I am doing a proof of concept at the moment using 2x Dell PE 2950's I am trying to configure HA and I am running into some problems. I have created the datacentre and added the two ESX hosts and configured all of their networking. I have added a cluster and added both host to it. I have configure DNS and allmachines involved including the VIC can ping each other via DNS. I can enable either machines HA agent but not both. For instance I can exit maintenance mode on esx1 and configure the HA agent everything is fine, exit esx2 from maintenacne mode and HA agent configurations fails giving nothing more than "Description: HA agent has an error - <date time>, HA agent on <192.168.xxx.xxx> in cluster HA in <datacentre> has an error".
Can anyone give some possibilities on what is causing this and how to fix it?
Thanks in advance
Make sure no typos were made when setting the FQDN of your ESX host - I have seen this occur when some one mistyped the FQDN on one of the hosts -
both FQDN's listed in VIC are spelt correctly
thanks for your response
put both esx server name (FQDN and short) in your /etc/hosts. Try reconfigure HA again.
I believe they are correct however I cannot ping via the short names.
127.0.0.1 localhost.localdomain localhost esx1
192.168.xxx.xxx esx1.test.co.uk esx1
127.0.0.1 localhost.localdomain localhost esx2
192.168.xxx.xxx esx2.test.co.uk esx2
well I think I have got a little further but it still isnt working.
Due to my lack of windows skill (live in a linux world) I have found it helps to ensure that the DNS server records have been update to its data file. once this was done I could ping via FQDN and shortname tried to configure HA again and it failed becasue esx1 resolved to both 127.0.0.1 and 192.168.xxx.xxx so I dropped esx1 from the local host line and now it doesnt give me any usable error.
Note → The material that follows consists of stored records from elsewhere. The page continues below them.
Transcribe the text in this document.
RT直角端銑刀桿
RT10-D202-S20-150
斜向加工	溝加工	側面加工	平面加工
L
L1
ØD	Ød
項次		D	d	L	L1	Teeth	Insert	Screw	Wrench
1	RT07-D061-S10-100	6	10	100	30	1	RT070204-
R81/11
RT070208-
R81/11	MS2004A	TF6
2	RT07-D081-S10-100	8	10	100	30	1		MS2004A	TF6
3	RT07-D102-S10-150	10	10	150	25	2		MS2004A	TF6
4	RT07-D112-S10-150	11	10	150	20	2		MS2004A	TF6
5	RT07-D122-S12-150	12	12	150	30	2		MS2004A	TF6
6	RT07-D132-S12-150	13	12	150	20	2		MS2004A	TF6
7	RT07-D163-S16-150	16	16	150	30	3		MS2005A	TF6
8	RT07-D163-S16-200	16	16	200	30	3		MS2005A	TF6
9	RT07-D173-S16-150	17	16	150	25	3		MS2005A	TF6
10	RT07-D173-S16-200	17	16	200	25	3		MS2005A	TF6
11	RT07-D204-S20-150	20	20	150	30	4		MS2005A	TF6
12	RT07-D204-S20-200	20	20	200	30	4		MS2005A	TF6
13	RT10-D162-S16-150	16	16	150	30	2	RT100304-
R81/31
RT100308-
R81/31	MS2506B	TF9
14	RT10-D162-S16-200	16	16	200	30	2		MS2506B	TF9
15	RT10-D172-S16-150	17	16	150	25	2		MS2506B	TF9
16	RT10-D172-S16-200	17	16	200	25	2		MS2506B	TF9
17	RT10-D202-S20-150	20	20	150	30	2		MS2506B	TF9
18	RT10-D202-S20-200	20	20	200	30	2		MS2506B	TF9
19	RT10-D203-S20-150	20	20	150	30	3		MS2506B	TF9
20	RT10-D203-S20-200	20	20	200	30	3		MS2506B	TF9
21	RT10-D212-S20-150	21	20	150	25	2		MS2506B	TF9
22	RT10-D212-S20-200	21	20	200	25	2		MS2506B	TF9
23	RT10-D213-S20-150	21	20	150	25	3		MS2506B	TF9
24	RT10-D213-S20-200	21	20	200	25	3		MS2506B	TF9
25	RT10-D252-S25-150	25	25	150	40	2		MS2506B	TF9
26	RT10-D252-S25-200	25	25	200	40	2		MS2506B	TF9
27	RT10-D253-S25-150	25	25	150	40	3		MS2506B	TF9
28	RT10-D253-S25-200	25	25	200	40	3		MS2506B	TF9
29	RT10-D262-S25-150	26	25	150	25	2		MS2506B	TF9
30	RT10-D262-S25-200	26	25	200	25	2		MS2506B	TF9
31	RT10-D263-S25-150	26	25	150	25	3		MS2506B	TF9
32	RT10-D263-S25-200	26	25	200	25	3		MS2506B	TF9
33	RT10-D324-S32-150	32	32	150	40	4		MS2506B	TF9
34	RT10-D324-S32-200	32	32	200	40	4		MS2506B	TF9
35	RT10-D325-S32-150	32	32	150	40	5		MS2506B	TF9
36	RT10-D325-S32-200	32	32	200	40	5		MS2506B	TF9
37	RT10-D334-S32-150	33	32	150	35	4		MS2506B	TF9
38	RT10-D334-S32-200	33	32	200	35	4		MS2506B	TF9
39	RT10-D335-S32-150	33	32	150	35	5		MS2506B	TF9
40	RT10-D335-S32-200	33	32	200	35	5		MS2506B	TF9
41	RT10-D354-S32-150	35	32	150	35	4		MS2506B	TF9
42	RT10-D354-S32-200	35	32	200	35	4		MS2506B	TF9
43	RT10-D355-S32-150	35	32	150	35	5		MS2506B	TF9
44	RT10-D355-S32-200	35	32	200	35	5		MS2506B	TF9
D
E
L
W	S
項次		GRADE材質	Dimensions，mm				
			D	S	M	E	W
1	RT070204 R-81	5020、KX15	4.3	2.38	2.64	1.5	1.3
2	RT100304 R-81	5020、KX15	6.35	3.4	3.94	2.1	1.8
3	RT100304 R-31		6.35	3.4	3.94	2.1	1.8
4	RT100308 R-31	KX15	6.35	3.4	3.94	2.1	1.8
So is HA now activated in your testing environment? "no usable error": Does this mean it works or does this mean it does not work and ESX doesn't tell me why?
Sorry that wasn't too clear. It still doesnt work but it doesnt tell me why it doesn't work just reports the HA agent has an error
Ow ok. I recently ran into this exact situation where I upgraded an environment to ESX 3.5 update2. It seems that an ol dproblem is back, which is capatalization of hostnames. Make sure all your hostname references all all lower case letters (in order to match DNS name to configured Hostname to /etc/hosts file). That solved the problem for me. Do not forget to reboot your ESX host(s) if you need to change the hostname of the server.
Next, try to reconfigure the host for HA (rightclick the host then select the option). If that fails, try to disable HA on a cluster level, then reenable HA on the cluster.